While researching this article, I came across an article about why liberals are drawn to the arts. The reasons stated indicate their prejudice against conservatives and their contributions to the arts and American culture. For example, creative thinkers (artists) focus less on how things are and more on how things could be. The author of this article is apparently under the impression that a conservative cannot focus on how things could be. Because of this, they continue, it exposes them (artists) to things other than conventional beliefs. I am not quite sure how shoving a crucifix in a jar of urine does that, but if they want to challenge a conventional belief, perhaps an artist’s rendition of Mohammed is in order.

Another article says that liberal types are drawn to the arts given their preferences in certain areas: no censorship, toleration of minorities, a willingness to suffer for one’s passion, and a willingness to forego financial gain. Implicit in this characterization is conservatives are money-grubbing, dispassionate, censoring, intolerant boobs.

Yet who is it censoring anything that is remotely conservative? Toleration is not favoritism, but to the Left it is. As for financial gain, the influence of the non-profit sector on the arts cannot be overstated. Between it, the non-profit production companies and the Academy structures, liberals have a virtual lock on the arts. Because of this free-floating free money, artists are, in fact, immune from any true audience influence.  Instead, they play to their liberal benefactors.

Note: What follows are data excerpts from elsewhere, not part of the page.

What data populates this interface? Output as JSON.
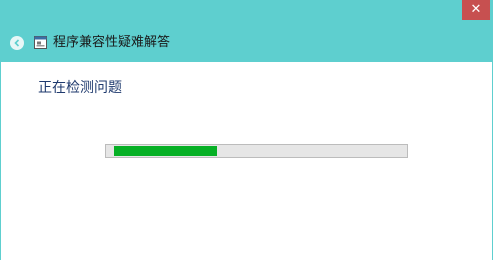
{
  "window": {
    "title": "程序兼容性疑难解答",
    "close_label": "✕",
    "titlebar_color": "#5ecfcf",
    "close_color": "#c75050"
  },
  "main": {
    "heading": "正在检测问题",
    "progress_fraction": 0.36,
    "progress_color": "#06b025"
  },
  "icons": {
    "back": "back-arrow-icon",
    "app": "troubleshooter-app-icon",
    "close": "close-icon"
  }
}
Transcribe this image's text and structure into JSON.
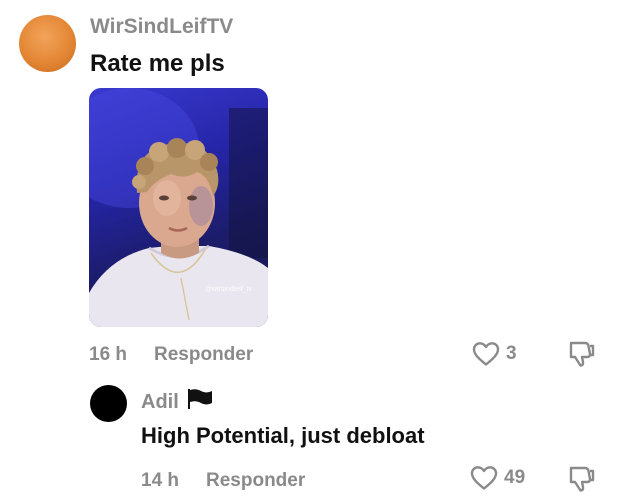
{
  "comment": {
    "username": "WirSindLeifTV",
    "text": "Rate me pls",
    "photo_watermark": "@wirsindleif_tv",
    "time": "16 h",
    "reply_label": "Responder",
    "like_count": "3",
    "avatar_color": "#e38735"
  },
  "reply": {
    "username": "Adil",
    "flag_icon": "black-flag-icon",
    "text": "High Potential, just debloat",
    "time": "14 h",
    "reply_label": "Responder",
    "like_count": "49",
    "avatar_color": "#000000"
  },
  "icons": {
    "like": "heart-outline-icon",
    "dislike": "thumbs-down-outline-icon"
  }
}
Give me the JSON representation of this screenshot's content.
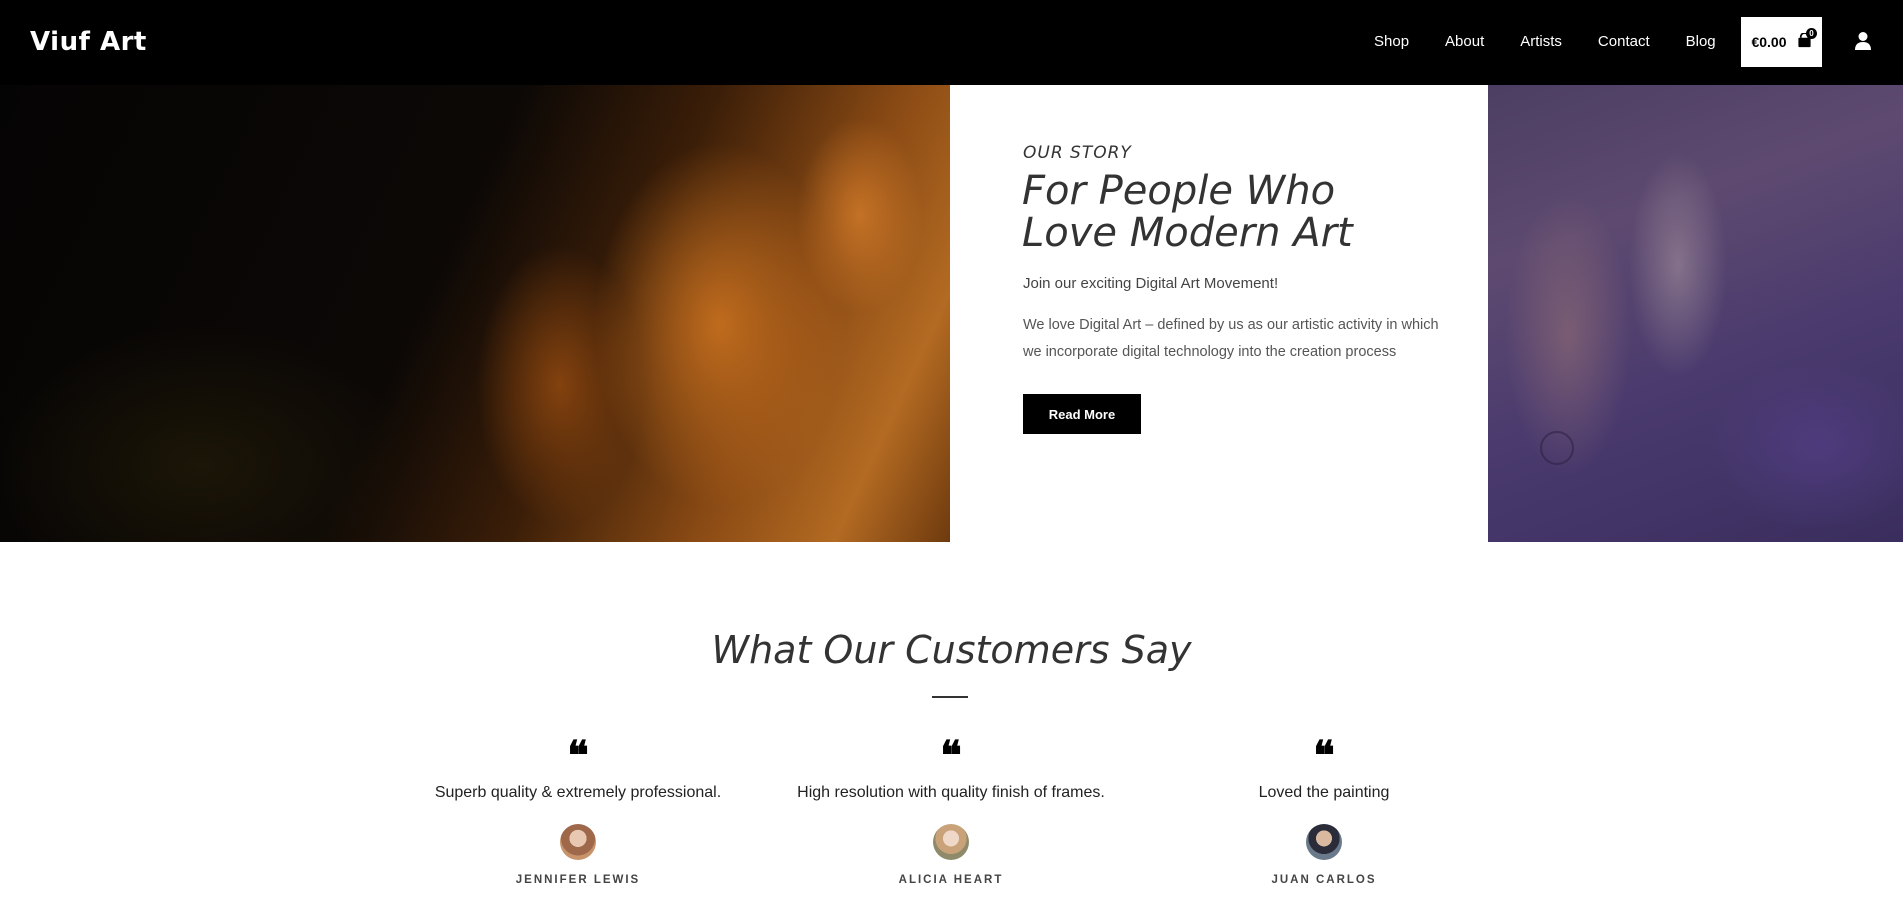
{
  "brand": {
    "logo_text": "Viuf Art"
  },
  "nav": {
    "items": [
      {
        "label": "Shop"
      },
      {
        "label": "About"
      },
      {
        "label": "Artists"
      },
      {
        "label": "Contact"
      },
      {
        "label": "Blog"
      }
    ],
    "cart": {
      "total": "€0.00",
      "count": "0",
      "icon": "shopping-bag-icon"
    },
    "account_icon": "user-icon"
  },
  "story": {
    "eyebrow": "OUR STORY",
    "title": "For People Who Love Modern Art",
    "lead": "Join our exciting Digital Art Movement!",
    "body": "We love Digital Art – defined by us as our artistic activity in which we incorporate digital technology into the creation process",
    "button_label": "Read More"
  },
  "testimonials": {
    "title": "What Our Customers Say",
    "items": [
      {
        "quote": "Superb quality & extremely professional.",
        "author": "JENNIFER LEWIS"
      },
      {
        "quote": "High resolution with quality finish of frames.",
        "author": "ALICIA HEART"
      },
      {
        "quote": "Loved the painting",
        "author": "JUAN CARLOS"
      }
    ]
  },
  "colors": {
    "header_bg": "#000000",
    "button_bg": "#000000",
    "accent_left_art": "#b36a22",
    "accent_right_art": "#4a3a6e"
  }
}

What motivates the Left is their realization that the country is center-right, not liberal. They have no motivation to free the arts of their grip and let the free market decide what is “good” and what is “not so good.” But, with less and less people played to, conservatives have an opportunity. Artistic works that pay for itself and has no influence from non-profits with agendas will likely win out every time in a free market.

I would love to see a Broadway production (or even off-Broadway) of The Penis Monologues. Or perhaps instead of Bloody Bloody Andrew Jackson, how about Crazy Crazy John Brown or Bloody Bloody Nat Turner. Instead of Avenue Q, perhaps Avenue H featuring heterosexual puppets can be produced.

But these conservative production companies must avoid what many companies do today. For example, a consortium of Los Angeles-based theater companies decided to make 51% of their actors and actresses people of color, women, gay and under 35. Instead, putting the best singer/actor in the role of Hamilton, even if he happens to be Puerto Rican instead of because he is Puerto Rican would send a loud and clear message.

Further, conservative theater, music and movies should not deliberately avoid potentially controversial subjects. A conservative artist can criticize while respecting and promoting the basic values of a culture. If Mark Twain could do it, I am sure it can be done today. In effect, we need to celebrate America’s unique contributions to the world without all the obligatory caveats prevalent on the Left about alleged crimes in our past.

What is good about free markets and democracy American-style needs to be stressed.   There are conservative artists, writers and musicians out there with a story to tell and a song to sing or a play to perform. There are way too many artists telling us what is supposedly bad about America and it’s past. Just as there is a voice or canvass for portraying the good, there is likely many ears and eyes yearning for the same.